(b. 1702, Venezia, d. 1785, Venezia)
Oil on canvas
Accademia Carrara, Bergamo
Pietro Longhi was first a pupil of Balestra and then of Crespi whose art was the source of his realism, which expressed a sober and sincere inner world, and a delight in detailed and fresh narrative. He conveyed his realism with wit and ease, whereas the immediacy with which he approached the landscape enriched his painting with a unique quality. Up to a certain point these elements can be discerned in pre-revolution French painting (Watteau, Chardin, Boucher and Lancret), whose influence also made itself felt in Pietro Longhi's realism. Only here and there did grotesque features appear in his art; he saw his figures with the eye of a sage and a gentle and witty impertinence is to be found in many of the scenes he depicted.
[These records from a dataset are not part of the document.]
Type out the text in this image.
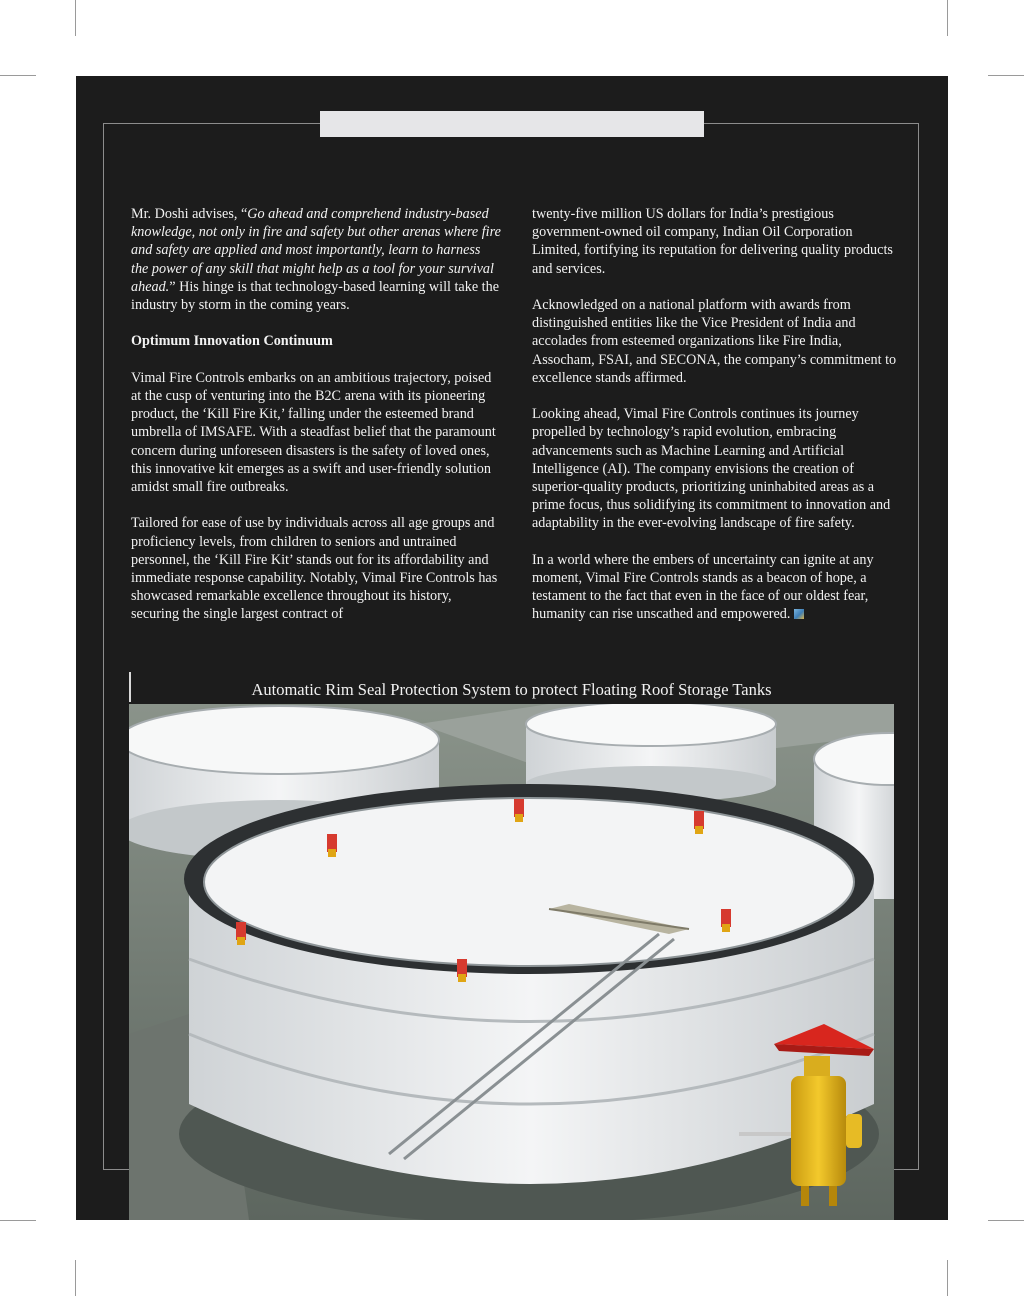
Mr. Doshi advises, “Go ahead and comprehend industry-based knowledge, not only in fire and safety but other arenas where fire and safety are applied and most importantly, learn to harness the power of any skill that might help as a tool for your survival ahead.” His hinge is that technology-based learning will take the industry by storm in the coming years.

Optimum Innovation Continuum

Vimal Fire Controls embarks on an ambitious trajectory, poised at the cusp of venturing into the B2C arena with its pioneering product, the ‘Kill Fire Kit,’ falling under the esteemed brand umbrella of IMSAFE. With a steadfast belief that the paramount concern during unforeseen disasters is the safety of loved ones, this innovative kit emerges as a swift and user-friendly solution amidst small fire outbreaks.

Tailored for ease of use by individuals across all age groups and proficiency levels, from children to seniors and untrained personnel, the ‘Kill Fire Kit’ stands out for its affordability and immediate response capability. Notably, Vimal Fire Controls has showcased remarkable excellence throughout its history, securing the single largest contract of

twenty-five million US dollars for India’s prestigious government-owned oil company, Indian Oil Corporation Limited, fortifying its reputation for delivering quality products and services.

Acknowledged on a national platform with awards from distinguished entities like the Vice President of India and accolades from esteemed organizations like Fire India, Assocham, FSAI, and SECONA, the company’s commitment to excellence stands affirmed.

Looking ahead, Vimal Fire Controls continues its journey propelled by technology’s rapid evolution, embracing advancements such as Machine Learning and Artificial Intelligence (AI). The company envisions the creation of superior-quality products, prioritizing uninhabited areas as a prime focus, thus solidifying its commitment to innovation and adaptability in the ever-evolving landscape of fire safety.

In a world where the embers of uncertainty can ignite at any moment, Vimal Fire Controls stands as a beacon of hope, a testament to the fact that even in the face of our oldest fear, humanity can rise unscathed and empowered.

Automatic Rim Seal Protection System to protect Floating Roof Storage Tanks
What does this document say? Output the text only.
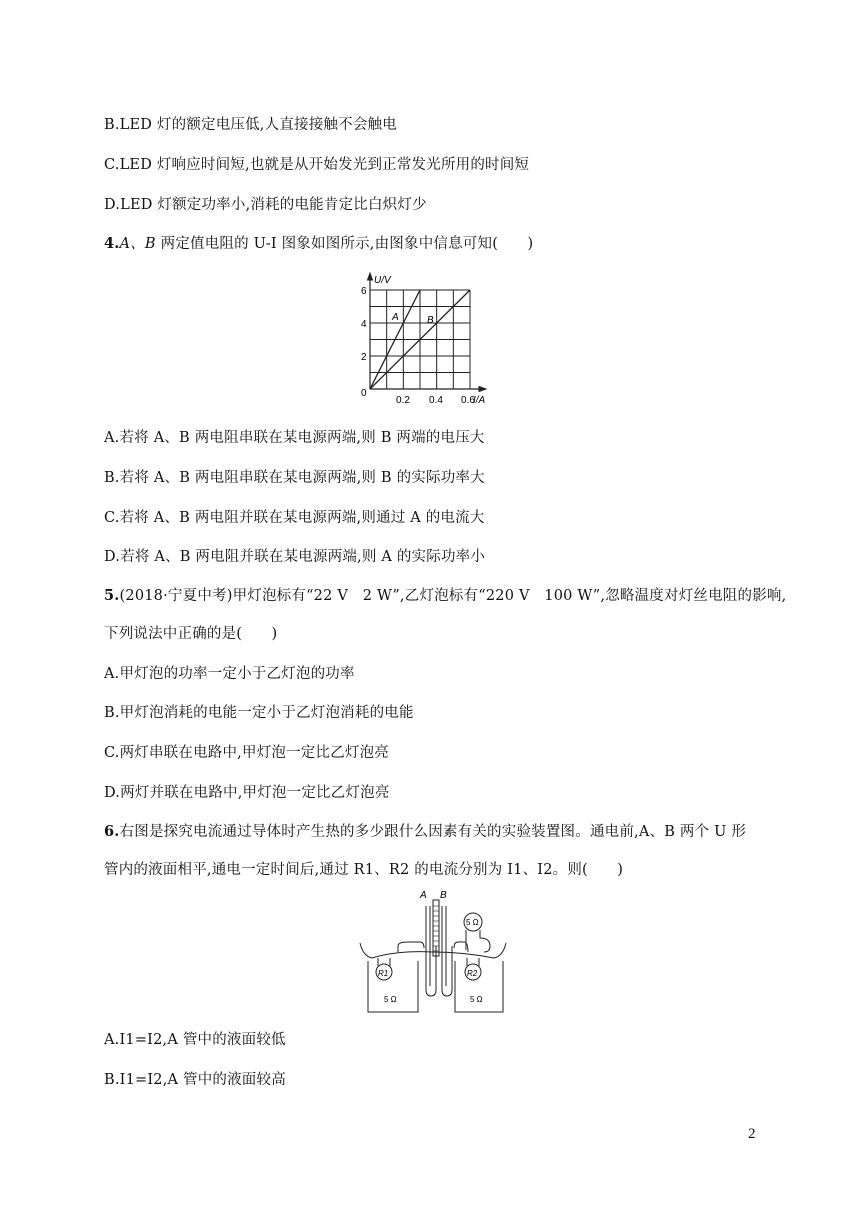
B.LED 灯的额定电压低,人直接接触不会触电
C.LED 灯响应时间短,也就是从开始发光到正常发光所用的时间短
D.LED 灯额定功率小,消耗的电能肯定比白炽灯少
4.A、B 两定值电阻的 U-I 图象如图所示,由图象中信息可知(　　)
U/V
I/A
0
2
4
6
0.2 0.4 0.6
A	B
A.若将 A、B 两电阻串联在某电源两端,则 B 两端的电压大
B.若将 A、B 两电阻串联在某电源两端,则 B 的实际功率大
C.若将 A、B 两电阻并联在某电源两端,则通过 A 的电流大
D.若将 A、B 两电阻并联在某电源两端,则 A 的实际功率小
5.(2018·宁夏中考)甲灯泡标有“22 V　2 W”,乙灯泡标有“220 V　100 W”,忽略温度对灯丝电阻的影响,
下列说法中正确的是(　　)
A.甲灯泡的功率一定小于乙灯泡的功率
B.甲灯泡消耗的电能一定小于乙灯泡消耗的电能
C.两灯串联在电路中,甲灯泡一定比乙灯泡亮
D.两灯并联在电路中,甲灯泡一定比乙灯泡亮
6.右图是探究电流通过导体时产生热的多少跟什么因素有关的实验装置图。通电前,A、B 两个 U 形
管内的液面相平,通电一定时间后,通过 R1、R2 的电流分别为 I1、I2。则(　　)
A B
R1	R2
5 Ω	5 Ω
5 Ω
A.I1=I2,A 管中的液面较低
B.I1=I2,A 管中的液面较高
2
Pietro Longhi became, by means of his genre-painting, one of the most faithful chroniclers of his age, and one who conjured up a regrettably vanished civilization. It should be borne in mind, however, that his connection with Goldoni and the teachings of Emilia encouraged him, through the observation of reality, to perform a kind of analysis of "social depths"; he did not want to cause an upheaval but only wanted to point out perhaps tendentiously the ineptitude of a declining class of society. Although he did not pass sentence, he allowed his opinion to be known, being fully aware that changes were imminent. Sometimes he would ironically represent certain dandies, abbots and virgins.